Of course, he makes a beeline for Tim. "Hey, hey, Mr. Poster," he ass-nibbles. Monique watches suspiciously as Tommy attempts to strike up a conversation with Tim about getting a little face time, or as Tommy puts it, "a couple minutes out of your busy schedule." Tim calls him "pal" and tells him to come up and see him at 5:30. He puts his arm around Tommy while Tommy thanks him profusely. He might be better at this than I thought he'd be. He grins gleefully into the camera: "It seems like he really likes me!" You better hope he does, because half the problem, I think, is that Monique knows that your connections are in some ways tighter than hers, since you're a guy, and young, and your dad is a very important host for the hotel. And now that she's seen Tim put his arm on your shoulder and you're having secret meetings with him, you better hope he pulls your ass out before the carnage can begin.

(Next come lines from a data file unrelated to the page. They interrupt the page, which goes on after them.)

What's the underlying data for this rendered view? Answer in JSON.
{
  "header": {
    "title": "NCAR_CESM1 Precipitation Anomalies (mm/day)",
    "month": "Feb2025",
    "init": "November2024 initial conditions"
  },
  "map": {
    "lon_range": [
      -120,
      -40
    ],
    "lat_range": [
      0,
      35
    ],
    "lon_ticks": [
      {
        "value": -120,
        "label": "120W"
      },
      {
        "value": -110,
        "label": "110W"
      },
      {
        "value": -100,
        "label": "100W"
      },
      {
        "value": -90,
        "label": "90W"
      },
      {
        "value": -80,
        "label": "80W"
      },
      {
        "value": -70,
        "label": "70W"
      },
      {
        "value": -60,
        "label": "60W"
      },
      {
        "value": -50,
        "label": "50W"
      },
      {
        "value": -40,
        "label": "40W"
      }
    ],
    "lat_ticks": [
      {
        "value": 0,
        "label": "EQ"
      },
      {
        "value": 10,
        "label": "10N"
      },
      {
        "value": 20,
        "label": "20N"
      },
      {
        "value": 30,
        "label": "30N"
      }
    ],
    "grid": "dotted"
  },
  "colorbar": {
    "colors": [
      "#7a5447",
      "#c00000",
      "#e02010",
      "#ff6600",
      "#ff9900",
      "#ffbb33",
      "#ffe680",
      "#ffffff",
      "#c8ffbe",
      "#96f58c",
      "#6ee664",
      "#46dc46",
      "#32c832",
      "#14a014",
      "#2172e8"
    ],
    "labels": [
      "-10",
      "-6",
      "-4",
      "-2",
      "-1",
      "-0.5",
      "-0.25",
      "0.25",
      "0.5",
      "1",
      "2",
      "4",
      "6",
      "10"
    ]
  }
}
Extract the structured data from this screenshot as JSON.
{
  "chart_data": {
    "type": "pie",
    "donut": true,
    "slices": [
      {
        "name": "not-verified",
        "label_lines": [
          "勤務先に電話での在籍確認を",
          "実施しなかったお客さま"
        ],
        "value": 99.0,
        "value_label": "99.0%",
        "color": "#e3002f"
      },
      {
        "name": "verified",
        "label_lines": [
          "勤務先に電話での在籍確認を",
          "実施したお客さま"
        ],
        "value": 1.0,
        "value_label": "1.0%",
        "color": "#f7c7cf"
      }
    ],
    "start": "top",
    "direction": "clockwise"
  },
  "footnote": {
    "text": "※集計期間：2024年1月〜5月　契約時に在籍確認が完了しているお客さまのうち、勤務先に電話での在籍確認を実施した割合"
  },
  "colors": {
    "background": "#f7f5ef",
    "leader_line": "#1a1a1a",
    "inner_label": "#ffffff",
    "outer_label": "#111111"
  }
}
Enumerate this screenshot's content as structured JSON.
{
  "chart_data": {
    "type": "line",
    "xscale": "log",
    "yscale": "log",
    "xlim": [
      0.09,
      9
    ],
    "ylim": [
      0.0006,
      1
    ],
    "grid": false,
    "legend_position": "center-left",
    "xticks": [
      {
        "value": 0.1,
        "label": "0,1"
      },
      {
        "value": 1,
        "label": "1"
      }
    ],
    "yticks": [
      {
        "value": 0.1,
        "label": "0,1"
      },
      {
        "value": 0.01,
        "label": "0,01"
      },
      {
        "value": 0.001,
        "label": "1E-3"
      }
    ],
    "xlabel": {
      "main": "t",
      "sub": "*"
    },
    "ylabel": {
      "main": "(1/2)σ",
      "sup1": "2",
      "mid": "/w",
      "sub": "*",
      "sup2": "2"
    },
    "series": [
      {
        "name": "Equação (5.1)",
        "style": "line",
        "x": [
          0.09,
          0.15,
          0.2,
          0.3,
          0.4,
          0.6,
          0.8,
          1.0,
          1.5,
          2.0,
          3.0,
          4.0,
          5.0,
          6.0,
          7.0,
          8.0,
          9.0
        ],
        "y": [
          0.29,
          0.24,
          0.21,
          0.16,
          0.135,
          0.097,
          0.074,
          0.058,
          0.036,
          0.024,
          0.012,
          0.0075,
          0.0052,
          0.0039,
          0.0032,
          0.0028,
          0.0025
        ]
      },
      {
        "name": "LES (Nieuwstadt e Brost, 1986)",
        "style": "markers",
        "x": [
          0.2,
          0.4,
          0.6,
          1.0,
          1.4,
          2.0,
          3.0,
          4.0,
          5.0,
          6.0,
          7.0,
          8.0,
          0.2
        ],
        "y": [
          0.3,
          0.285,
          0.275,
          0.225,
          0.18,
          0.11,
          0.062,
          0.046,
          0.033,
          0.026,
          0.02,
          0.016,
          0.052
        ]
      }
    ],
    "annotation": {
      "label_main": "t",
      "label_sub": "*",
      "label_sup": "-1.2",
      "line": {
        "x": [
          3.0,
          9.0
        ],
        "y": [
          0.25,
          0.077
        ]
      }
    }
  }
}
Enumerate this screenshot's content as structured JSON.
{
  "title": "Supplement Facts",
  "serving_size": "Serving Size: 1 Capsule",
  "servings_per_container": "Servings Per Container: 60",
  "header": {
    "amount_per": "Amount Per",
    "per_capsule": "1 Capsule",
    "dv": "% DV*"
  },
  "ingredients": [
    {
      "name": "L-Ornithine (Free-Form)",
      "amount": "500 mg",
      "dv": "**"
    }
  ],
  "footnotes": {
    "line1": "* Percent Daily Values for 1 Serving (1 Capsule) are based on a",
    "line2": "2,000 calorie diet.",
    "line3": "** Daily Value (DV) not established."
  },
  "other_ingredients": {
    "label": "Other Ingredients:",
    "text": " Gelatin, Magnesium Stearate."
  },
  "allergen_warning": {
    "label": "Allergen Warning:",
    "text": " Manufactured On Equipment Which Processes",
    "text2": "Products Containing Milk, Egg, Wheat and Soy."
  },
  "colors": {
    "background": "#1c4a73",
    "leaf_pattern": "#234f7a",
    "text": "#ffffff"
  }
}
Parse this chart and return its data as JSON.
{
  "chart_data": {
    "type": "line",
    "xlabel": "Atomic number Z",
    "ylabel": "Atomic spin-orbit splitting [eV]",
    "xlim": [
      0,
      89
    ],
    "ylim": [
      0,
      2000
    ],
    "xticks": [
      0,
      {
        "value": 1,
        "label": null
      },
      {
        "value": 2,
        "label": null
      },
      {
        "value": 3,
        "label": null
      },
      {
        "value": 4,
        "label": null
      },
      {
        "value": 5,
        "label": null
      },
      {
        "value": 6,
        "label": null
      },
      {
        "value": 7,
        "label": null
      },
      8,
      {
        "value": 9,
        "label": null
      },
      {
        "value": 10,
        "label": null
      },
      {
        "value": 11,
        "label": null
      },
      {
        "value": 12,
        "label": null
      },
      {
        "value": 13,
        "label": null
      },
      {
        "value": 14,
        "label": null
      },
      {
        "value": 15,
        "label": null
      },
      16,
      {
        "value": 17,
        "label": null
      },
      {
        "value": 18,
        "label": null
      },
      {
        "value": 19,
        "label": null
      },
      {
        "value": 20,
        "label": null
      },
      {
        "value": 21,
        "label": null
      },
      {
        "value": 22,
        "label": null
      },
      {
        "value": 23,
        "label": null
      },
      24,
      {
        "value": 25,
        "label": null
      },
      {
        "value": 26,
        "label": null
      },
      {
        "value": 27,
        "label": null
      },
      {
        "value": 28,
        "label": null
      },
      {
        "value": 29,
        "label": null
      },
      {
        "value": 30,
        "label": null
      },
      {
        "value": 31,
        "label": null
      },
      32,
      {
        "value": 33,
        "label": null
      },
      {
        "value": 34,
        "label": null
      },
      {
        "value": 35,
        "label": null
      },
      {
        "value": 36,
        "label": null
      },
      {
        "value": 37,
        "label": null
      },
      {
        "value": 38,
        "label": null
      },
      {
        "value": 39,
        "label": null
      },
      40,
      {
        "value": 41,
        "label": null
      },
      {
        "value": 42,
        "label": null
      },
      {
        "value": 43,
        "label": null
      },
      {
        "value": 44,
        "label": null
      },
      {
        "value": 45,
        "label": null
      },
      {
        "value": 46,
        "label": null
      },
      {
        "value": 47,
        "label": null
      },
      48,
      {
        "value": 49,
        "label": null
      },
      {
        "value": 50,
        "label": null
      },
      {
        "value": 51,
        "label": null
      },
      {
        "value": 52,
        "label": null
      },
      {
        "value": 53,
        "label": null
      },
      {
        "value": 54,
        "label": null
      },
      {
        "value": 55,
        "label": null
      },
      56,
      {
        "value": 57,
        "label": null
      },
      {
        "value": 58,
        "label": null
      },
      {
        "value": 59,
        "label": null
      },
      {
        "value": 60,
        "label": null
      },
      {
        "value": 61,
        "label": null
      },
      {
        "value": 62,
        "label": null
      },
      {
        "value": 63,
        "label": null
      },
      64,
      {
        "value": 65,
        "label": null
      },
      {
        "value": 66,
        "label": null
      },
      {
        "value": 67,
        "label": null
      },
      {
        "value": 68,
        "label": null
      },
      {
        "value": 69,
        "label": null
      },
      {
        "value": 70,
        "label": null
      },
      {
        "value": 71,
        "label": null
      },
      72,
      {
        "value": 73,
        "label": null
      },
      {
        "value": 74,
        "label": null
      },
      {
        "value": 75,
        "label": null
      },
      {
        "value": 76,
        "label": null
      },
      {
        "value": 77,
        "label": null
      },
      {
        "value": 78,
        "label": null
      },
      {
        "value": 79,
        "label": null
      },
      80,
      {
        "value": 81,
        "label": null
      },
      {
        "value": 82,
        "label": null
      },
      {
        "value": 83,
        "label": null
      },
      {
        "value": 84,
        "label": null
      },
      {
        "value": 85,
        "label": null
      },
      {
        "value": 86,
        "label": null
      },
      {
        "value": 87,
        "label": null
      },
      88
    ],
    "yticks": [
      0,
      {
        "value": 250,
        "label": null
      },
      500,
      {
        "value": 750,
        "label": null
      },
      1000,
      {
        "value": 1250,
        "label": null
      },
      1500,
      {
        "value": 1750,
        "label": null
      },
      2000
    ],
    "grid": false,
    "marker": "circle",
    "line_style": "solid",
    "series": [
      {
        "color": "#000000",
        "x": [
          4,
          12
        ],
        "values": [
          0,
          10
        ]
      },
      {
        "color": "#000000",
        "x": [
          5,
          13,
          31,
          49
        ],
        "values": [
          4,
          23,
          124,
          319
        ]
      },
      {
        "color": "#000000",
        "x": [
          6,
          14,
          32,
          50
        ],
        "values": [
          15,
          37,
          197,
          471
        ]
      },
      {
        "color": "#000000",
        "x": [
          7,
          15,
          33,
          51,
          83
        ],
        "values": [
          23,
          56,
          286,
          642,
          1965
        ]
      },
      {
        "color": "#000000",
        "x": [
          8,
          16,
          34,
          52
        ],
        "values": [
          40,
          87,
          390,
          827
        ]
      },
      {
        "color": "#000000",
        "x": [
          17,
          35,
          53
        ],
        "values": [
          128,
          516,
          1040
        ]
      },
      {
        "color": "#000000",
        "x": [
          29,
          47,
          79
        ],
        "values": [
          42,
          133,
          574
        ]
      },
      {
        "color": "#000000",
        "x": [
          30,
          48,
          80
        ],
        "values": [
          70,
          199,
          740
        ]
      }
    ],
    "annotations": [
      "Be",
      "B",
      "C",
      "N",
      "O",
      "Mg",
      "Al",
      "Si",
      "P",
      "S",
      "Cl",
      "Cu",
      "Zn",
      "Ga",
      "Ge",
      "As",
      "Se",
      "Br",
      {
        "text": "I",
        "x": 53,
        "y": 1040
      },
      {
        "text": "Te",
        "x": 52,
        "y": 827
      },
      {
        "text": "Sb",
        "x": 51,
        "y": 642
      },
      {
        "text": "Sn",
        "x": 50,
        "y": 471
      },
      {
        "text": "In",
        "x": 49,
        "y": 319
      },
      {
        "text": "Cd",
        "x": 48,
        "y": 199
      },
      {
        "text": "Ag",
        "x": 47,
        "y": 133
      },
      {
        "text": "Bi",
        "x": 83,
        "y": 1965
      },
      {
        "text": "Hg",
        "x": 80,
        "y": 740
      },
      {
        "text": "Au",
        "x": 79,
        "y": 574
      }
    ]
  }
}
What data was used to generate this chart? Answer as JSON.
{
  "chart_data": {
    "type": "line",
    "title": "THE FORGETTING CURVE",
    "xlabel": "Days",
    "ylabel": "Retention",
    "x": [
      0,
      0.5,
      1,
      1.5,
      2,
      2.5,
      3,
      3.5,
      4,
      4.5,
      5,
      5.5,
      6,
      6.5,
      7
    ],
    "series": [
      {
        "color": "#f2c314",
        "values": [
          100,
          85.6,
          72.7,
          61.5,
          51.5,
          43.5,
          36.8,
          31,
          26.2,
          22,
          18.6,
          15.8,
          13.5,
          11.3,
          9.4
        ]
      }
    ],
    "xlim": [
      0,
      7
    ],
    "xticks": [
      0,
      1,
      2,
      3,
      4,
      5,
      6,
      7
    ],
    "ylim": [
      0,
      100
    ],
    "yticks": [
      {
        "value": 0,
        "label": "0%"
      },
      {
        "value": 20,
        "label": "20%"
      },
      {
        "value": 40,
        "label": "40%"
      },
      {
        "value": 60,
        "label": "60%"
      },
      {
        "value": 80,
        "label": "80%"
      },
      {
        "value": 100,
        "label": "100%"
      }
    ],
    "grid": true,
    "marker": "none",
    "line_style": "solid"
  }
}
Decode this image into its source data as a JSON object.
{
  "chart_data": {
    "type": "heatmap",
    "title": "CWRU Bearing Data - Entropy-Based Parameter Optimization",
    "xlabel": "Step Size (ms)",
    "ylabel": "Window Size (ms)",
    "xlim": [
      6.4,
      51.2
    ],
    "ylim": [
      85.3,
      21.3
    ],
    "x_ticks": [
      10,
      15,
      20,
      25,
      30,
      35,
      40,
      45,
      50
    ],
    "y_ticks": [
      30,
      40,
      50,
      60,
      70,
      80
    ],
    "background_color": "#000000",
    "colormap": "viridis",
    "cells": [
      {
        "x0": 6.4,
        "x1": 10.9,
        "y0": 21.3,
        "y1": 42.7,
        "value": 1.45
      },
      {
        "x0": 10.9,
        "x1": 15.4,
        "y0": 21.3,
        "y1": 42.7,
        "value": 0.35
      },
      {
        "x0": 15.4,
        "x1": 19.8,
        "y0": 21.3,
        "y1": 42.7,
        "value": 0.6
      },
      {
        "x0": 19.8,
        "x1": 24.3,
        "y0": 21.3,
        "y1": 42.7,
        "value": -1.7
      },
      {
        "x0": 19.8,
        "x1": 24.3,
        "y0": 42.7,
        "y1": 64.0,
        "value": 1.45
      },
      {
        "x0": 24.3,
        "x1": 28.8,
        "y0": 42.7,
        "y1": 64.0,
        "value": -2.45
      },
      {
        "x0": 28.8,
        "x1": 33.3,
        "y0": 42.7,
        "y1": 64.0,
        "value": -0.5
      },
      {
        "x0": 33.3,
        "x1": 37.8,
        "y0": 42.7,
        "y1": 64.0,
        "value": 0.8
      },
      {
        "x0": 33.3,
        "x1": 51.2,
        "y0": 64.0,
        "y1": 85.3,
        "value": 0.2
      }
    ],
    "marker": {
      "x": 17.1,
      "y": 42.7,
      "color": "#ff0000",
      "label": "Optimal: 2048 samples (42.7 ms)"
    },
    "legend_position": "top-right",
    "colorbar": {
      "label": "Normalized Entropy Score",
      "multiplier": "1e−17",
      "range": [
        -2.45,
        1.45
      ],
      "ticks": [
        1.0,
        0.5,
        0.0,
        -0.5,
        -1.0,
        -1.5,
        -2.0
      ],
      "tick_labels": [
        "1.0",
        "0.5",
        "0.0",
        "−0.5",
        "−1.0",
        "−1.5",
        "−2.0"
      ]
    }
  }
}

You know that Wolf Pimp guy from the cartoons whose tongue would always drop to the ground and then flip back up like a window shade off its foundations? Jenn's wearing his hat, sans feather, but with a huge ugly brooch pinned to it. Lacy white half-shirt/slip thing under a tight black corset-shaped shirt that exposes her midriff, a men's black wool jacket, a weird metal belt that looks like munitions, and a bunch of silver bling hanging from oh, just everything. She yells a greeting to Wolfie, who looks away as though ashamed, which he should be. Matt "Velvet" Dusk is a total professional, however, asking her how she's doing. "You can't afford to fuck up," burrs Wolfie, "because if you do, you don't come back." And Master 'Areton shill inherit oul his marnie's acres. "I could not believe he said that to me," she gasps cutely in interview, dropping her jaw. Matt "Velvet" Dusk apologizes because, as he says, that was "extremely rude," but it was so many things -- mostly true, and a blessing -- that you can tell he's just being nice. "Have fun, okay? This is not, you know, Madison Square Garden." Except to Matt "Velvet" Dusk? It totally is. He's being surprisingly forked-tongue about this, considering he would like nothing better than for her to fuck up so his resentment of Joe the Vet can once again be validated. What he doesn't realize yet, though, is that before -- with Lorraine/Elaine Hunt -- he could complain to Tim about it, whereas this time it's more the fault of the Tim and Tom Connection than Joe, and that means he can't complain at all, so she's not so much a pawn as something being inflicted on him and his band and their Showroom fantasies.